La mala fama del barrio lo iba despoblando poco a poco y el precio de los pisos bajó de una forma asombrosa. Cuando llegué a él, había en esta calle una pescadería, una carnicería, una tienda de ultramarinos, una panadería, un relojero, una cristalería, una carbonería (antracita a granel, astillas, leña), un bar que daba comidas baratas a los obreros de la zona y que tenía un nombre precioso, Estrella de Campos, y encima del bar, en un par de pisos, un pequeño asilo de ancianos de modesto pasar, una pensión (Pensión Gloria, nombre que no le va a la zaga al Estrella de Campos; sigue el neón en uno de sus balcones, cuarto piso), y a la vuelta de la esquina, rodeando la manzana, una lechería, una fábrica de churros, una tienda de abalorios, un parquin, y en las manzanas de al lado una ferretería, un tapicero, un taracero, un plomista, un lacador, una costurera, una mercería y cordonería, una barbería, un encuadernador, una imprentilla, un guitarrero, un guarnicionero, un zapatero remendón (maestro de obra prima), un barucho de barrenderos, una librería de viejo (su dueño pasó por la cárcel por vender libros robados en el Museo de Ciencias Naturales), una bodega que expendía a granel y que llenaba esa parte de la calle de olor a vinagre, una alpargatería, una peluquería de señoras (me encanta que sigan llamándose así, como lo de «prendas de caballero»; lo mejoró Solana: «taller de peluquería»), una destartalada agencia de viajes con pósters de colores anémicos mordidos por el sol (y que parecía más bien una agencia de trata de blancas), una trapería donde compraban papel al peso y chatarra, un botero (que ponía cada mañana sobre la puerta un odre pequeño, hinchado, a modo de muestra), un herbolario y una taberna que seguían llamando El Comunista desde los tiempos de la República… Cuando dabas la vuelta, en la misma calle Conde de Xiquena, se tropezaba uno con Oliver, un pub que frecuentaban los de la farándula y gentes de izquierda con un buen momio, y Casa Gades…

El dueño de esta casa de comidas, Antonio Gades, era un bailaor flamenco entonces muy famoso que estaba en relaciones con una cantante y actriz aún más famosa que él.
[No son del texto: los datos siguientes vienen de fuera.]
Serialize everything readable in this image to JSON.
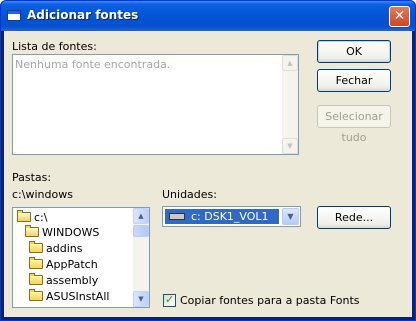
{
  "window": {
    "title": "Adicionar fontes",
    "close_glyph": "✕"
  },
  "fonts_list": {
    "label": "Lista de fontes:",
    "placeholder": "Nenhuma fonte encontrada."
  },
  "buttons": {
    "ok": "OK",
    "close": "Fechar",
    "select_all": "Selecionar tudo",
    "network": "Rede..."
  },
  "folders": {
    "label": "Pastas:",
    "current_path": "c:\\windows",
    "items": [
      {
        "name": "c:\\",
        "icon": "open-folder-icon"
      },
      {
        "name": "WINDOWS",
        "icon": "open-folder-icon"
      },
      {
        "name": "addins",
        "icon": "folder-icon"
      },
      {
        "name": "AppPatch",
        "icon": "folder-icon"
      },
      {
        "name": "assembly",
        "icon": "folder-icon"
      },
      {
        "name": "ASUSInstAll",
        "icon": "folder-icon"
      }
    ]
  },
  "drives": {
    "label": "Unidades:",
    "selected": "c: DSK1_VOL1",
    "icon": "hard-drive-icon"
  },
  "copy_option": {
    "label": "Copiar fontes para a pasta Fonts",
    "checked": true
  },
  "colors": {
    "title_bar": "#0454d6",
    "dialog_bg": "#ece9d8",
    "selection": "#316ac5"
  }
}
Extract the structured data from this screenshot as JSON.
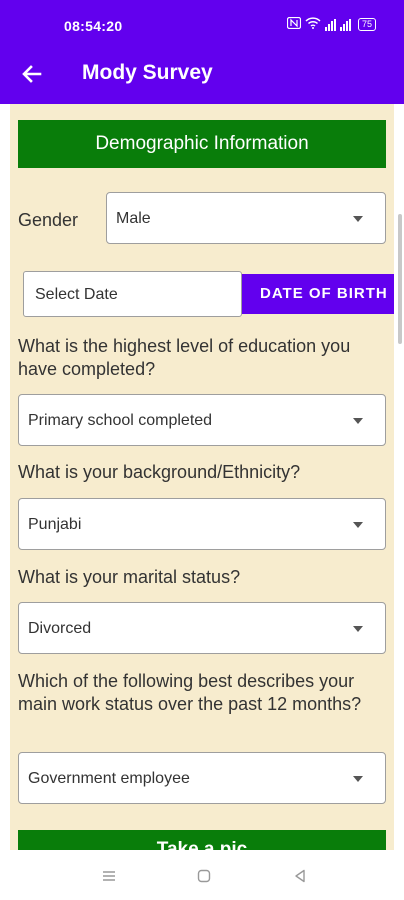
{
  "status_bar": {
    "time": "08:54:20",
    "battery": "75",
    "icons": [
      "nfc-icon",
      "wifi-icon",
      "signal-icon",
      "signal-icon",
      "battery-icon"
    ]
  },
  "app_bar": {
    "title": "Mody Survey",
    "back_icon": "arrow-left-icon"
  },
  "colors": {
    "primary": "#6200ee",
    "green": "#097d0a",
    "panel": "#f7ecce"
  },
  "form": {
    "section_header": "Demographic Information",
    "gender": {
      "label": "Gender",
      "value": "Male"
    },
    "date": {
      "placeholder": "Select Date",
      "button": "DATE OF BIRTH"
    },
    "education": {
      "label": "What is the highest level of education you have completed?",
      "value": "Primary school completed"
    },
    "ethnicity": {
      "label": "What is your background/Ethnicity?",
      "value": "Punjabi"
    },
    "marital": {
      "label": "What is your marital status?",
      "value": "Divorced"
    },
    "work": {
      "label": "Which of the following best describes your main work status over the past 12 months?",
      "value": "Government employee"
    },
    "submit_label": "Take a pic"
  },
  "nav_bar": {
    "icons": [
      "menu-icon",
      "home-square-icon",
      "back-triangle-icon"
    ]
  }
}
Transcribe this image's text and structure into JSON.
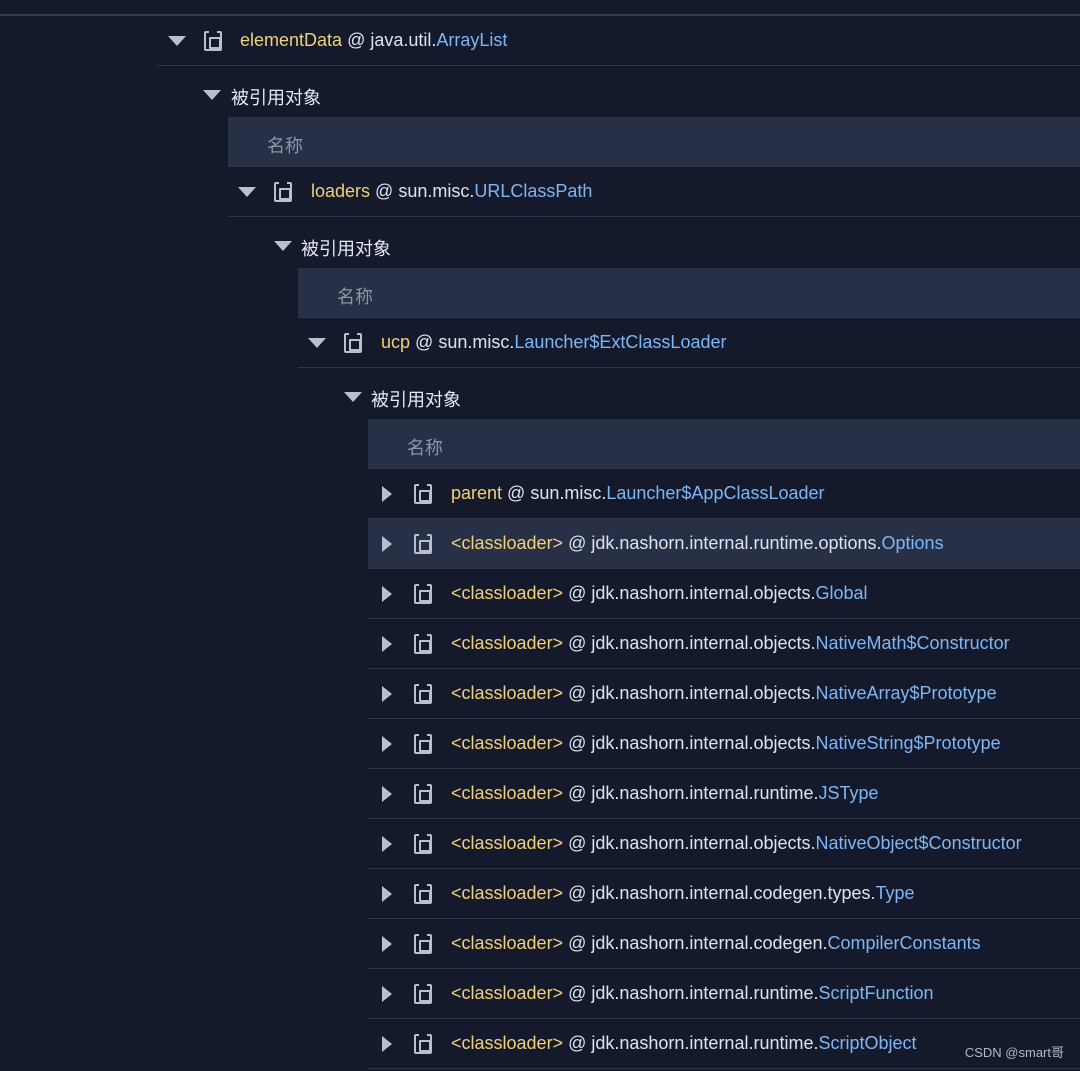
{
  "tree": {
    "root": {
      "field": "elementData",
      "at": " @ ",
      "package": "java.util.",
      "class": "ArrayList"
    },
    "level1": {
      "section_label": "被引用对象",
      "header_label": "名称",
      "object": {
        "field": "loaders",
        "at": " @ ",
        "package": "sun.misc.",
        "class": "URLClassPath"
      }
    },
    "level2": {
      "section_label": "被引用对象",
      "header_label": "名称",
      "object": {
        "field": "ucp",
        "at": " @ ",
        "package": "sun.misc.",
        "class": "Launcher$ExtClassLoader"
      }
    },
    "level3": {
      "section_label": "被引用对象",
      "header_label": "名称",
      "items": [
        {
          "field": "parent",
          "at": " @ ",
          "package": "sun.misc.",
          "class": "Launcher$AppClassLoader"
        },
        {
          "field": "<classloader>",
          "at": " @ ",
          "package": "jdk.nashorn.internal.runtime.options.",
          "class": "Options"
        },
        {
          "field": "<classloader>",
          "at": " @ ",
          "package": "jdk.nashorn.internal.objects.",
          "class": "Global"
        },
        {
          "field": "<classloader>",
          "at": " @ ",
          "package": "jdk.nashorn.internal.objects.",
          "class": "NativeMath$Constructor"
        },
        {
          "field": "<classloader>",
          "at": " @ ",
          "package": "jdk.nashorn.internal.objects.",
          "class": "NativeArray$Prototype"
        },
        {
          "field": "<classloader>",
          "at": " @ ",
          "package": "jdk.nashorn.internal.objects.",
          "class": "NativeString$Prototype"
        },
        {
          "field": "<classloader>",
          "at": " @ ",
          "package": "jdk.nashorn.internal.runtime.",
          "class": "JSType"
        },
        {
          "field": "<classloader>",
          "at": " @ ",
          "package": "jdk.nashorn.internal.objects.",
          "class": "NativeObject$Constructor"
        },
        {
          "field": "<classloader>",
          "at": " @ ",
          "package": "jdk.nashorn.internal.codegen.types.",
          "class": "Type"
        },
        {
          "field": "<classloader>",
          "at": " @ ",
          "package": "jdk.nashorn.internal.codegen.",
          "class": "CompilerConstants"
        },
        {
          "field": "<classloader>",
          "at": " @ ",
          "package": "jdk.nashorn.internal.runtime.",
          "class": "ScriptFunction"
        },
        {
          "field": "<classloader>",
          "at": " @ ",
          "package": "jdk.nashorn.internal.runtime.",
          "class": "ScriptObject"
        }
      ]
    }
  },
  "watermark": "CSDN @smart哥",
  "colors": {
    "background": "#141a2c",
    "header_bg": "#283048",
    "field": "#f0d078",
    "class": "#7eb6f4",
    "text": "#dfe3ec"
  }
}
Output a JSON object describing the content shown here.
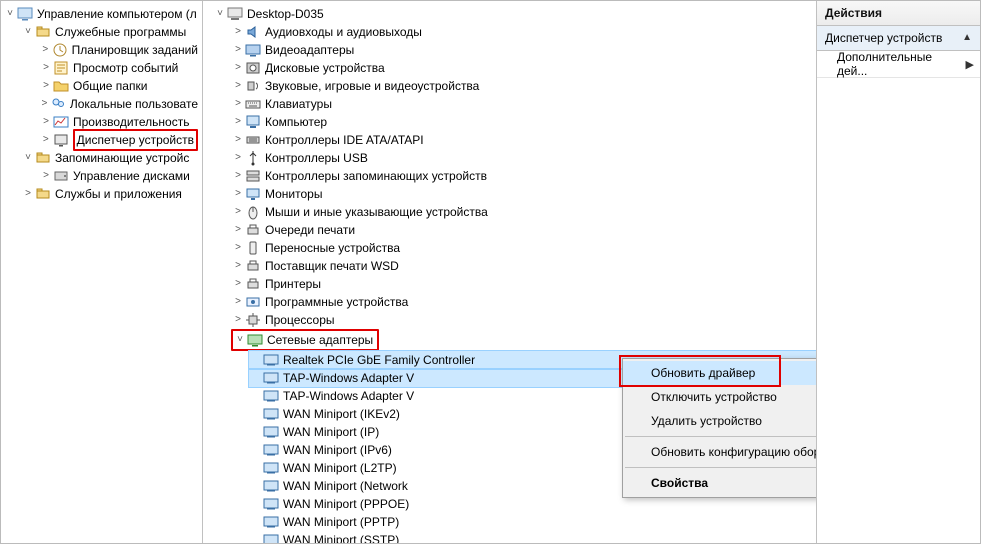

Cuando murió Franco el bailaor hizo saber que era comunista y su compañera empezó a pedir que se la llamara Pepa Flores, porque la gente le había cogido querencia a llamarla como el franquismo la bautizó, Marisol. La mitad de las españolas hubiera querido parecérsele un poco, y la mitad de los españoles de menos de treinta años se había enamorado de ella, primero de Marisol y luego de Pepa Flores.

Era una mujer más que guapa, era la femme de trente ans de Balzac. No había aparecido aún en la portada de Interviú , pero aunque aquella portada fue un antes y un después en la historia del periodismo español, no hacía falta verla desnuda para enamorarse de ella, aunque fuera más Jacinta que Fortunata.

Gades fue también el primer restaurante en el que cené en mi tercer Madrid, en septiembre de 1975, a la semana de instalarme en Empalme. Después de una inauguración en su galería, el Sobrecogedor nos llevó a aquel sitio. El local, una de las primeras tratorías de Madrid, estaba muy de moda, y el éxito obligó a su dueño a juntar mucho las mesas. Cuando advertí que la que nos habían reservado estaba junto a una en la que cenaba Marisol con su marido y unos amigos, comprendí de golpe lo que esta ciudad era desde 1561, desde que Felipe II la declaró corte, desde que se convirtió en verdadera capital de España con Carlos III, lo que pudo haber sido con la República y lo que no fue con Franco, la esencia de Madrid, como si dijéramos: una mezcla de providencia, provisionalidad e improvisación. La ciudad en la que se podían cruzar y hablarse en la calle Cervantes y Shakespeare (dijeron que eso sucedió en Valladolid, y tampoco), o el rey y el más pobre del clan de los mendigos. Esa es, entre otras, la razón de que siempre haya habido en Madrid tantos vagabundos y tantos sin oficio ni beneficio y tantos que venían a Madrid «a pretender» o a buscarse la vida, como yo mismo: en Madrid puede suceder de todo, incluso encuentros de esos que solo Homero ha referido entre las diosas y los mortales, entre las mortales y los dioses.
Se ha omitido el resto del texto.